Erika Kainu, manager of Tucker’s in Merrimack, estimated that at most, eight indoor tables were full at any one time Monday morning, with many customers opting to sit outside instead. The restaurant seats 100 people, but is limited to 50 under new rules meant to prevent spread of the coronavirus.
Customers were happy to return, as were staffers, she said.
“The team is really excited to be back, we’re really happy to have customers in the restaurant,” she said. “It’s obviously been an adjustment, but the team is so flexible and resilient.”
Restaurants initially were restricted to takeout and delivery after Gov. Chris Sununu issued a stay-at-home order in March. Outdoor dining resumed May 18, and as of Monday, indoor dining is allowed at tables spread 6 feet apart.

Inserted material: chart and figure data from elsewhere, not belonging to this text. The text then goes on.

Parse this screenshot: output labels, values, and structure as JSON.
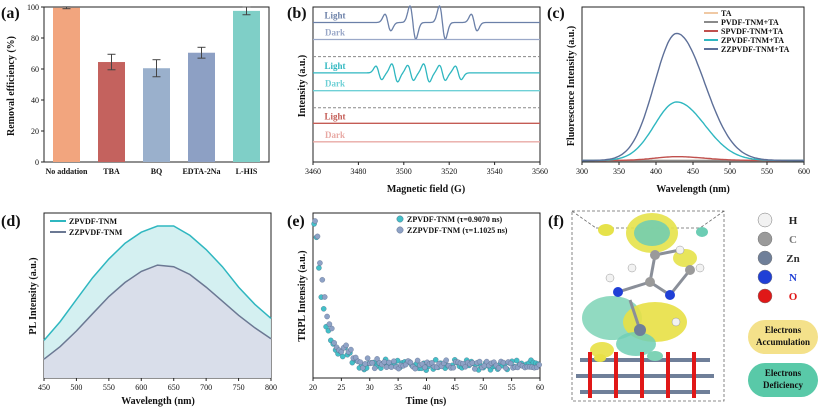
{
  "panels": {
    "a": {
      "label": "(a)"
    },
    "b": {
      "label": "(b)"
    },
    "c": {
      "label": "(c)"
    },
    "d": {
      "label": "(d)"
    },
    "e": {
      "label": "(e)"
    },
    "f": {
      "label": "(f)"
    }
  },
  "chart_data": [
    {
      "id": "a",
      "type": "bar",
      "ylabel": "Removal efficiency (%)",
      "categories": [
        "No addation",
        "TBA",
        "BQ",
        "EDTA-2Na",
        "L-HIS"
      ],
      "values": [
        99.5,
        64.5,
        60.5,
        70.5,
        97.5
      ],
      "errors": [
        0.6,
        5.0,
        5.5,
        3.5,
        2.5
      ],
      "colors": [
        "#f2a57e",
        "#c4625e",
        "#9ab0cc",
        "#8da0c4",
        "#7fcfc7"
      ],
      "ylim": [
        0,
        100
      ],
      "yticks": [
        0,
        20,
        40,
        60,
        80,
        100
      ]
    },
    {
      "id": "b",
      "type": "line",
      "xlabel": "Magnetic field (G)",
      "ylabel": "Intensity (a.u.)",
      "xlim": [
        3460,
        3560
      ],
      "xticks": [
        3460,
        3480,
        3500,
        3520,
        3540,
        3560
      ],
      "traces": [
        {
          "label": "Light",
          "color": "#6b80a8",
          "baseline": 0.9,
          "peaks": [
            {
              "x": 3493,
              "a": 0.055
            },
            {
              "x": 3504,
              "a": 0.11
            },
            {
              "x": 3517,
              "a": 0.11
            },
            {
              "x": 3531,
              "a": 0.055
            }
          ]
        },
        {
          "label": "Dark",
          "color": "#9aa8c8",
          "baseline": 0.79,
          "peaks": []
        },
        {
          "label": "Light",
          "color": "#2fb7c0",
          "baseline": 0.575,
          "peaks": [
            {
              "x": 3489,
              "a": 0.045
            },
            {
              "x": 3496,
              "a": 0.06
            },
            {
              "x": 3503,
              "a": 0.05
            },
            {
              "x": 3510,
              "a": 0.06
            },
            {
              "x": 3517,
              "a": 0.05
            },
            {
              "x": 3524,
              "a": 0.045
            }
          ]
        },
        {
          "label": "Dark",
          "color": "#6fd0d6",
          "baseline": 0.46,
          "peaks": []
        },
        {
          "label": "Light",
          "color": "#c45c55",
          "baseline": 0.25,
          "peaks": []
        },
        {
          "label": "Dark",
          "color": "#e8a9a4",
          "baseline": 0.13,
          "peaks": []
        }
      ],
      "separators": [
        0.68,
        0.35
      ]
    },
    {
      "id": "c",
      "type": "line",
      "xlabel": "Wavelength (nm)",
      "ylabel": "Fluorescence Intensity (a.u.)",
      "xlim": [
        300,
        600
      ],
      "xticks": [
        300,
        350,
        400,
        450,
        500,
        550,
        600
      ],
      "peak_nm": 428,
      "series": [
        {
          "name": "TA",
          "color": "#f0c9a4",
          "peak": 0.0
        },
        {
          "name": "PVDF-TNM+TA",
          "color": "#8a8a8a",
          "peak": 0.0
        },
        {
          "name": "SPVDF-TNM+TA",
          "color": "#c0504d",
          "peak": 0.03
        },
        {
          "name": "ZPVDF-TNM+TA",
          "color": "#2fb7c0",
          "peak": 0.46
        },
        {
          "name": "ZZPVDF-TNM+TA",
          "color": "#5d6f98",
          "peak": 1.0
        }
      ]
    },
    {
      "id": "d",
      "type": "area",
      "xlabel": "Wavelength (nm)",
      "ylabel": "PL Intensity (a.u.)",
      "xlim": [
        450,
        800
      ],
      "xticks": [
        450,
        500,
        550,
        600,
        650,
        700,
        750,
        800
      ],
      "series": [
        {
          "name": "ZPVDF-TNM",
          "color": "#2fb7c0",
          "fill": "#cfeef0",
          "x": [
            450,
            475,
            500,
            525,
            550,
            575,
            600,
            625,
            650,
            675,
            700,
            725,
            750,
            775,
            800
          ],
          "y": [
            0.24,
            0.36,
            0.5,
            0.64,
            0.76,
            0.86,
            0.93,
            0.97,
            0.97,
            0.91,
            0.82,
            0.71,
            0.58,
            0.47,
            0.38
          ]
        },
        {
          "name": "ZZPVDF-TNM",
          "color": "#6b7893",
          "fill": "#d9dce9",
          "x": [
            450,
            475,
            500,
            525,
            550,
            575,
            600,
            625,
            650,
            675,
            700,
            725,
            750,
            775,
            800
          ],
          "y": [
            0.12,
            0.2,
            0.3,
            0.41,
            0.52,
            0.61,
            0.68,
            0.72,
            0.71,
            0.66,
            0.58,
            0.49,
            0.4,
            0.32,
            0.25
          ]
        }
      ]
    },
    {
      "id": "e",
      "type": "scatter",
      "xlabel": "Time (ns)",
      "ylabel": "TRPL Intensity (a.u.)",
      "xlim": [
        20,
        60
      ],
      "xticks": [
        20,
        25,
        30,
        35,
        40,
        45,
        50,
        55,
        60
      ],
      "series": [
        {
          "name": "ZPVDF-TNM (τ=0.9070 ns)",
          "color": "#43c0c8",
          "tau": 0.907
        },
        {
          "name": "ZZPVDF-TNM (τ=1.1025 ns)",
          "color": "#8ea2c6",
          "tau": 1.1025
        }
      ]
    }
  ],
  "legend_f": {
    "atoms": [
      {
        "symbol": "H",
        "color": "#f2f2f2",
        "text_color": "#222222"
      },
      {
        "symbol": "C",
        "color": "#9a9a9a",
        "text_color": "#777777"
      },
      {
        "symbol": "Zn",
        "color": "#6f7f99",
        "text_color": "#333333"
      },
      {
        "symbol": "N",
        "color": "#1f3fd6",
        "text_color": "#1f3fd6"
      },
      {
        "symbol": "O",
        "color": "#e01818",
        "text_color": "#e01818"
      }
    ],
    "accumulation_line1": "Electrons",
    "accumulation_line2": "Accumulation",
    "deficiency_line1": "Electrons",
    "deficiency_line2": "Deficiency",
    "accumulation_color": "#f4e18a",
    "deficiency_color": "#59c9a8"
  }
}
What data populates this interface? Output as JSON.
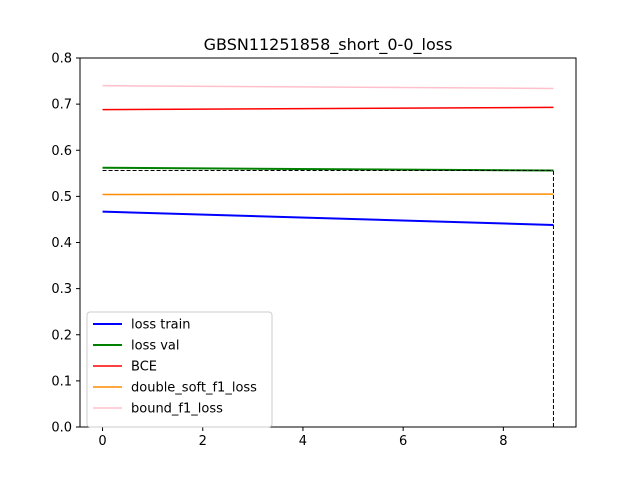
{
  "chart_data": {
    "type": "line",
    "title": "GBSN11251858_short_0-0_loss",
    "xlabel": "",
    "ylabel": "",
    "xlim": [
      -0.45,
      9.45
    ],
    "ylim": [
      0.0,
      0.8
    ],
    "xticks": [
      0,
      2,
      4,
      6,
      8
    ],
    "yticks": [
      0.0,
      0.1,
      0.2,
      0.3,
      0.4,
      0.5,
      0.6,
      0.7,
      0.8
    ],
    "xtick_labels": [
      "0",
      "2",
      "4",
      "6",
      "8"
    ],
    "ytick_labels": [
      "0.0",
      "0.1",
      "0.2",
      "0.3",
      "0.4",
      "0.5",
      "0.6",
      "0.7",
      "0.8"
    ],
    "grid": false,
    "legend_position": "lower-left",
    "series": [
      {
        "name": "loss train",
        "color": "#0000ff",
        "width": 2,
        "x": [
          0,
          9
        ],
        "y": [
          0.467,
          0.438
        ]
      },
      {
        "name": "loss val",
        "color": "#008000",
        "width": 2,
        "x": [
          0,
          9
        ],
        "y": [
          0.562,
          0.556
        ]
      },
      {
        "name": "BCE",
        "color": "#ff0000",
        "width": 1.5,
        "x": [
          0,
          9
        ],
        "y": [
          0.688,
          0.693
        ]
      },
      {
        "name": "double_soft_f1_loss",
        "color": "#ff8c00",
        "width": 1.5,
        "x": [
          0,
          9
        ],
        "y": [
          0.504,
          0.505
        ]
      },
      {
        "name": "bound_f1_loss",
        "color": "#ffc0cb",
        "width": 1.5,
        "x": [
          0,
          9
        ],
        "y": [
          0.74,
          0.734
        ]
      }
    ],
    "reference_lines": [
      {
        "kind": "horizontal",
        "style": "dashed",
        "color": "#000000",
        "x": [
          0,
          9
        ],
        "y": [
          0.556,
          0.556
        ]
      },
      {
        "kind": "vertical",
        "style": "dashed",
        "color": "#000000",
        "x": [
          9,
          9
        ],
        "y": [
          0.0,
          0.556
        ]
      }
    ]
  }
}
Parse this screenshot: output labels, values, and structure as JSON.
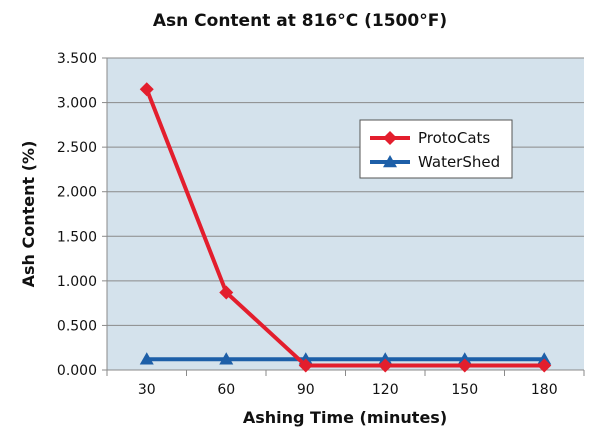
{
  "chart_data": {
    "type": "line",
    "title": "Asn Content at 816°C (1500°F)",
    "xlabel": "Ashing Time (minutes)",
    "ylabel": "Ash Content (%)",
    "categories": [
      "30",
      "60",
      "90",
      "120",
      "150",
      "180"
    ],
    "ylim": [
      0,
      3.5
    ],
    "y_ticks": [
      "0.000",
      "0.500",
      "1.000",
      "1.500",
      "2.000",
      "2.500",
      "3.000",
      "3.500"
    ],
    "grid": true,
    "legend_position": "center-right",
    "plot_background": "#d4e2ec",
    "series": [
      {
        "name": "ProtoCats",
        "color": "#e31e2d",
        "marker": "diamond",
        "values": [
          3.15,
          0.87,
          0.05,
          0.05,
          0.05,
          0.05
        ]
      },
      {
        "name": "WaterShed",
        "color": "#1d5fa8",
        "marker": "triangle",
        "values": [
          0.12,
          0.12,
          0.12,
          0.12,
          0.12,
          0.12
        ]
      }
    ]
  }
}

Restaurants in Rockingham, Hillsborough, Merrimack and Strafford counties are limited to 50% capacity, however, not just because the vast majority of the state’s COVID-19 cases have occurred there, but because of their proximity to the Massachusetts border.
Monday marked the first day of the state’s move from a stay-at-home order to what the Republican governor has called a “safer at home” advisory.
As of Monday, 5,345 people in New Hampshire had tested positive for the virus, an increase of 27 from the previous day. The number of deaths stood at 320.
For most people, the virus causes mild or moderate symptoms. For some, especially older adults and the infirm, it can cause more severe illness and can lead to death.
U.S. Sens. Maggie Hassan and Jeanne Shaheen are among a bipartisan group of senators who say the temporary expansion of telehealth services during the coronavirus pandemic should be made permanent.
The coronavirus relief package Congress passed in March included a provision expanding access to telehealth services for Medicare recipients. The Democratic senators wrote to congressional leaders Monday saying that access should continue permanently.
They said doing so would assure patients that their care will not be interrupted when the pandemic ends.